I wish I could wave a magic wand and help you skip to the perfect connection. (If you didn’t already see this, I’ve provided some quick guidance here with links to a couple other articles.)

I know I’m not the right person for everyone -though I wish I could be- so it’s also not a matter of me just saying, “come here; I can help.” But if you hear me saying that to you, well, then do come here and let’s connect!

Most importantly, if any of the above list fits your situation, then it IS time to find a professional someone to help.

Depression is a wily snake

Maybe you know you’re depressed.

Could be your doctor gave you the PHQ9 and expressed concern at your result. Could be people in your life have noticed a change and wondered aloud.

It’s also just as possible you “feel uneasy” are “not yourself” or are “just blah” and it may never have occurred to you this feeling has a diagnosis, much less a treatment!

All around the globe, common depression symptoms include low moods, sadness, crying, loss of appetite and trouble sleeping, but that’s just for starters.
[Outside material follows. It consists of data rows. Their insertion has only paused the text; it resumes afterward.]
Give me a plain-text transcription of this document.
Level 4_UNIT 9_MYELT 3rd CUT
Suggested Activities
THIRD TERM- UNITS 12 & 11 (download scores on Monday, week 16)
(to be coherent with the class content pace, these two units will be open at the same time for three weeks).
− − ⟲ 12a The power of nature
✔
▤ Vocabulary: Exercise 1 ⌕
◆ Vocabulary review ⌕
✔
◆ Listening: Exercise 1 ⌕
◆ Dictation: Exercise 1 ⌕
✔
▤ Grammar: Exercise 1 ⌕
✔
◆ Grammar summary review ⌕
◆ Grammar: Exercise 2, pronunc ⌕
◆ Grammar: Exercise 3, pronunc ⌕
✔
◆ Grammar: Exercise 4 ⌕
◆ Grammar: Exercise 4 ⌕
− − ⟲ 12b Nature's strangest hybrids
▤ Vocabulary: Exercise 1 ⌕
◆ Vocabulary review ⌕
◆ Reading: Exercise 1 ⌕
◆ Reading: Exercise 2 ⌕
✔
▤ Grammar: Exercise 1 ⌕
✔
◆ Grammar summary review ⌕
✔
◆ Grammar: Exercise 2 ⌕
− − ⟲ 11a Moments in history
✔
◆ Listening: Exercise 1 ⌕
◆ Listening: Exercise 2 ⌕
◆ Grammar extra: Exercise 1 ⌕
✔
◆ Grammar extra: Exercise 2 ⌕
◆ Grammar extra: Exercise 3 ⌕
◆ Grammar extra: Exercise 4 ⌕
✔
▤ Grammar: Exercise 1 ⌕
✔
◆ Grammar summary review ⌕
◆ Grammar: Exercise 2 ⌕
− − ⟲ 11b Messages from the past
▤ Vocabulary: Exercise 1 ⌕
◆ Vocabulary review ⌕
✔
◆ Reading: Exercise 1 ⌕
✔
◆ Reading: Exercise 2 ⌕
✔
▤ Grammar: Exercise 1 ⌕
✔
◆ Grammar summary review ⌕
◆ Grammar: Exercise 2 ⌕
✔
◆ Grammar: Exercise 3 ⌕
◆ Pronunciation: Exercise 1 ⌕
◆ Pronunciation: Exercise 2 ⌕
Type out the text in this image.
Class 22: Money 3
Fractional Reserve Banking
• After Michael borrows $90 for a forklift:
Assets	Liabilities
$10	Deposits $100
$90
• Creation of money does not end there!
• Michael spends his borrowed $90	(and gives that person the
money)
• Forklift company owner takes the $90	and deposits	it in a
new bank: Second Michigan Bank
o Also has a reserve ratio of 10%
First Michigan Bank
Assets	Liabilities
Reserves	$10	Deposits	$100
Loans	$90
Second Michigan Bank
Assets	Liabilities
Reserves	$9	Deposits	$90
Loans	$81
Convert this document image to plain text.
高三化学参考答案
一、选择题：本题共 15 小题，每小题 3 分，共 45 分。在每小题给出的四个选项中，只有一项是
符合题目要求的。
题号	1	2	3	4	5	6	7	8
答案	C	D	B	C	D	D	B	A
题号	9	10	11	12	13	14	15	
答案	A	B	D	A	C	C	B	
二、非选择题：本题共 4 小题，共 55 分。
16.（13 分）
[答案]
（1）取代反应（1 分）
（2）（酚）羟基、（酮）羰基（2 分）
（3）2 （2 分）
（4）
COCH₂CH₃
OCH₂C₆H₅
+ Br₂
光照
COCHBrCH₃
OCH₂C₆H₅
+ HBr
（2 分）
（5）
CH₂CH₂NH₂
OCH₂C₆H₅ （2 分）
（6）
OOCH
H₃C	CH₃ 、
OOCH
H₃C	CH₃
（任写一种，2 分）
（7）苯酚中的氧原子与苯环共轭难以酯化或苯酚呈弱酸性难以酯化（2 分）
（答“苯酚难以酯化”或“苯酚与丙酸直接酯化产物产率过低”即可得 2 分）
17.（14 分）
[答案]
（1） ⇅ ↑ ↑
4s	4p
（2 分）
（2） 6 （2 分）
Other symptoms (like decreased concentration, illogical thinking, or physical symptoms) and the very nature of depression can make it one wily snake to pin down!

(Another tricky thing about symptoms is they can be shared by bipolar, major depressive episode, or chronic depression as well as other maladies and it can take a trained professional time make an accurate, specific diagnosis…but enough talk about symptoms!)

What sufferers want is to feel better. Duh!

Nearly all practitioners, whether medical personnel, psychologists, counselors, or social workers, agree there are physical factors involved in mood disorders which- in the VAST majority of cases- will respond well to medication even if some trial and change is needed.

Let me be clear: a good practitioner won’t force meds on you even when they heartily believe in them. A good practitioner will take the time to explore your reasoning or any worry you might have. You’ll make a decision together and she’ll continue to respect your position and concerns each step of the way. (For 50 signs of a good therapist, read here.)

The good news is there is MUCH you and a therapist can explore as additional ways to feel better, cope better, and hopefully GET better. Therapy is no guarantee your depression will be cured or that life will no longer hurt. Good, productive therapy aims to point you toward solution and support you as you walk through the challenges. Just having that support can mean a significant improvement in your life!

Yes, you could tough it out some more. You could just try the meds your doctor prescribed. Or you can do more to feel better sooner. And no matter what your current state of mind is telling you, the TRUTH is, you deserve a good life.

This Buzzfeed article makes some good points about the downward-spiral and vicious-cycle-perceptions that keep people trapped in depression. Gently intervening in these “thinking distortions” takes the safety and skill of a trustworthy therapist.

Of course I’m going to promote therapy as a solution. I’m definitely biased toward therapy! I’ve seen it make a positive difference again and again and again and again and again…

You get what I’m saying.

If you have energy to do just one thing this week, let it be reaching our to connect with a good therapist. If you’ve landed here and finished reading, it means you’re already well on your way.